Omega 3 gets so much positive attention. It is super important for our health and an essential part of the diet. However, what about omega 6? It often gets a bad rep but why? Is it really that bad?
There are three omega fatty acids– omega-3, omega-6, and omega-9. All three are important dietary fats that boast many health benefits. Yet, the balance among them is crucial because an imbalance may contribute to developing illnesses.
We should be getting a balance between omega-6 and omega-3 fatty acids. The ratio should be in the range of 2:1 to 4:1, omega-6 to omega-3, although it is possible that those ratios should be even lower. There are three omega fatty acids– omega-3, omega-6, and omega-9. All three are important dietary fats that boast many health benefits. Yet, the balance among them is crucial because an imbalance may contribute to several chronic illnesses. Anthropological research suggests that our hunter-gatherer ancestors consumed omega-6 and omega-3 fats in a ratio of roughly 1:1.
At the onset of the industrial revolution (about 140 years ago), there was a marked shift in the ratio of n-6 to n-3 fatty acids in the diet. Consumption of n-6 fats increased at the expense of n-3 fats. This change was due to both the advent of the modern vegetable oil industry and the increased use of cereal grains as feed for domestic livestock (which in turn altered the fatty acid profile of meat that humans consumed).
So clearly although omega 6 is required in lower amounts, the fact that a ratio is important shows that omega 6 can't be all bad. The problem is that many modern day diets have too much omega 6 so there is a huge push to encourage people to take more omega 3 not only to balance it out but because many diets lack it as well.
Omega-6 fats, which we get in the highest amounts from vegetable oils (a whole blog post in itself because not all vegetable oils are healthy and it depends how they are consumed), are also beneficial in the right amounts and in balance with omega 3. They lower LDL cholesterol and boost HDL. They help keep blood sugar in check by improving the body's sensitivity to insulin. Yet these fats don't enjoy the same sunny reputation as omega-3 fats.

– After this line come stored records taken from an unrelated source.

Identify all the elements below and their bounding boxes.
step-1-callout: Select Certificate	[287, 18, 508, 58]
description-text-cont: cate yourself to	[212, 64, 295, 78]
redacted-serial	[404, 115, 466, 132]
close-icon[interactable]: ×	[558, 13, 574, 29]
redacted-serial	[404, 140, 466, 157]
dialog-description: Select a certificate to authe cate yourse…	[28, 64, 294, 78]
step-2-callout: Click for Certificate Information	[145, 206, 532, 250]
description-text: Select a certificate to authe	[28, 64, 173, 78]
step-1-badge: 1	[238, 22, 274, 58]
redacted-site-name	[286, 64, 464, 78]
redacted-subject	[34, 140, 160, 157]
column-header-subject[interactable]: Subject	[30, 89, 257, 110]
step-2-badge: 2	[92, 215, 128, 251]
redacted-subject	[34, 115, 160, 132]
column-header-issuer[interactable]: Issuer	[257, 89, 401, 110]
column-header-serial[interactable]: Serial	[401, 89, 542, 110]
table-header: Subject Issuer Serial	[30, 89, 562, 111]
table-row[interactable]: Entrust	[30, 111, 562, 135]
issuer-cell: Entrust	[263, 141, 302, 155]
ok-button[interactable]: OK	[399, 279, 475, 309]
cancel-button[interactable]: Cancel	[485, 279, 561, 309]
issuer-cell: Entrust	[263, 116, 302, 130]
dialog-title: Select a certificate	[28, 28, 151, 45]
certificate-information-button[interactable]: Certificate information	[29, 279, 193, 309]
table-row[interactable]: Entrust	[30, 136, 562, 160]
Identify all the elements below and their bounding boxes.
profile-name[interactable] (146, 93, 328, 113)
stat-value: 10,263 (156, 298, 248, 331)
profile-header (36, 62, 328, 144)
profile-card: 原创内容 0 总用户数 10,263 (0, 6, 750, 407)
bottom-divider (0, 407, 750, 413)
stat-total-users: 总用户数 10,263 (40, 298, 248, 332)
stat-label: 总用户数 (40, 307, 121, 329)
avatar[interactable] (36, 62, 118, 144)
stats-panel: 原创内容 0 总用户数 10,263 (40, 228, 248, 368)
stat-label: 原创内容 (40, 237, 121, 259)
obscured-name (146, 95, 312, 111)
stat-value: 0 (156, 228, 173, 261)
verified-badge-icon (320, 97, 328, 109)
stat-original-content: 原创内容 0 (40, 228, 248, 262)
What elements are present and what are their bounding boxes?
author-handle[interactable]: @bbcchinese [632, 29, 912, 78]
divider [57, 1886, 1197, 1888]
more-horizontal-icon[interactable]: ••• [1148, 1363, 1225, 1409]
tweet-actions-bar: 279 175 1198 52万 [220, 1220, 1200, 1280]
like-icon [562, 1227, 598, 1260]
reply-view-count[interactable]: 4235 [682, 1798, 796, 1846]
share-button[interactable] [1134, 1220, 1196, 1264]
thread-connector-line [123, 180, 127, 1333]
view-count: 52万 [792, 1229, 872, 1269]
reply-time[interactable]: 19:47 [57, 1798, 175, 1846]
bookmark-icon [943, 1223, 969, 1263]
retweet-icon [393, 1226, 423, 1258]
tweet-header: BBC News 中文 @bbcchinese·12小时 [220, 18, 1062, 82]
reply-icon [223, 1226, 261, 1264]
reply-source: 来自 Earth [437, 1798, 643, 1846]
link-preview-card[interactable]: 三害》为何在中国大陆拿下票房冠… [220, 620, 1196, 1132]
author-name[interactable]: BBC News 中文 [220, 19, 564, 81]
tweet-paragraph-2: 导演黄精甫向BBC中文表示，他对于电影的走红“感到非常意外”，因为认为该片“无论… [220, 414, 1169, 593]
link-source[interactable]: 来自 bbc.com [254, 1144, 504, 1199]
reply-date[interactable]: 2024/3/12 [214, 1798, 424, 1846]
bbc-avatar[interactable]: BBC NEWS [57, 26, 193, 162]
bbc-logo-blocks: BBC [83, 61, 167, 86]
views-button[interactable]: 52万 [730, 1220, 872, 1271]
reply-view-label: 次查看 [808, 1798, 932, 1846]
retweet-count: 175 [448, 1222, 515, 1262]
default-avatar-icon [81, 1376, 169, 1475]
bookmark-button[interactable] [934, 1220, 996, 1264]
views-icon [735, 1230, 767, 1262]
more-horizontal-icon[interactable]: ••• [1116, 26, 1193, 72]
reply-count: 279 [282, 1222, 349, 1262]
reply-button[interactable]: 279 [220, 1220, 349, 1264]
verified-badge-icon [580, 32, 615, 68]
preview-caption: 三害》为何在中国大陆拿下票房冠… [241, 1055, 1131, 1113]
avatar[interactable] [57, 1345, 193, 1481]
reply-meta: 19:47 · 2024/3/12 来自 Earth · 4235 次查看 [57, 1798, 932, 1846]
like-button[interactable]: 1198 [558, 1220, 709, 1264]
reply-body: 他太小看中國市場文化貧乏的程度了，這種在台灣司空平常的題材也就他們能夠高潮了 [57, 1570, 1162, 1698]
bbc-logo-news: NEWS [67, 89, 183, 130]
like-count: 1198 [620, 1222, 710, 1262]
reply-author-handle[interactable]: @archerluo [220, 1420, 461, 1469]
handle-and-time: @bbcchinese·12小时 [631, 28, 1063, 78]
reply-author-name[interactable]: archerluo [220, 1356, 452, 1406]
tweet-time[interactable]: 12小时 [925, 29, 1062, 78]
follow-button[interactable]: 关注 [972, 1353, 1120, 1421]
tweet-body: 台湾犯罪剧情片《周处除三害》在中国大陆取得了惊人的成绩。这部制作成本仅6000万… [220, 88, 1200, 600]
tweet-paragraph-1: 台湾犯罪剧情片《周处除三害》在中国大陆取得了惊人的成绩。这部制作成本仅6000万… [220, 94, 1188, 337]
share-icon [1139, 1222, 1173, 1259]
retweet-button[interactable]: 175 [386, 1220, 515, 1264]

Unfortunately this is not a free pass on omega 6. It is a little more complex and it's bad reputation has not come from nowhere although I would argue it's more our fault than omega 6 itself. What we have been taught for many years is that omega 6 is pro-inflammatory and omega 3 is anti-inflammatory but we know it is not that simple.
The main charge against omega-6 fats is that the body can convert the most common one, linolenic acid, into another fatty acid called arachidonic acid, and arachidonic acid is a building block for molecules that can promote inflammation, blood clotting, and the constriction of blood vessels.
But the body also converts arachidonic acid into molecules that calm inflammation and fight blood clots...
Inflammation is a normal process that is part of host defence and tissue healing. However, excessive or unresolved inflammation can lead to uncontrolled tissue damage, pathology and disease.
In our diet, the most commonly consumed omega-6 fatty acid is Arachidonic Acid (AA) found in meats, eggs and dairy products. This particular omega-6 fatty acid is vital for muscle growth, brain development and maintaining a healthy nervous system; but our body does not require much of this omega active and when consumed in excess, it can promote inflammation. We also consume a high amount of another omega-6 fatty acid called Linoleic acid (LA) found in nuts, butter, seeds and vegetable oils. Usually this fatty acid gets digested in our body and converted to another omega-6 fatty acid, GLA, delivering a range of health benefits arising from its anti-inflammatory effects. However, when we have an excess of AA in our body, it prevents LA from converting into GLA. When LA is not converted to GLA, it can pose a problem, as balance between pro-inflammatory and anti-inflammatory nutrients is not maintained in our body. Because of this, an excess of AA can cause deficiency in GLA. When we consume anti-inflammatory nutrients such as GLA, it balances the inflammatory properties of AA and other pro-inflammatory nutrients.
So, to summarise- what decides if omega 6 is inflammatory or not include the quantity ingested, the ratio with omega 3, our intake of Arachidonic acid and the quality of the food source containing omega 6. Our genetics and metabolic factors also play a role in how effectively we break down essential fatty acids.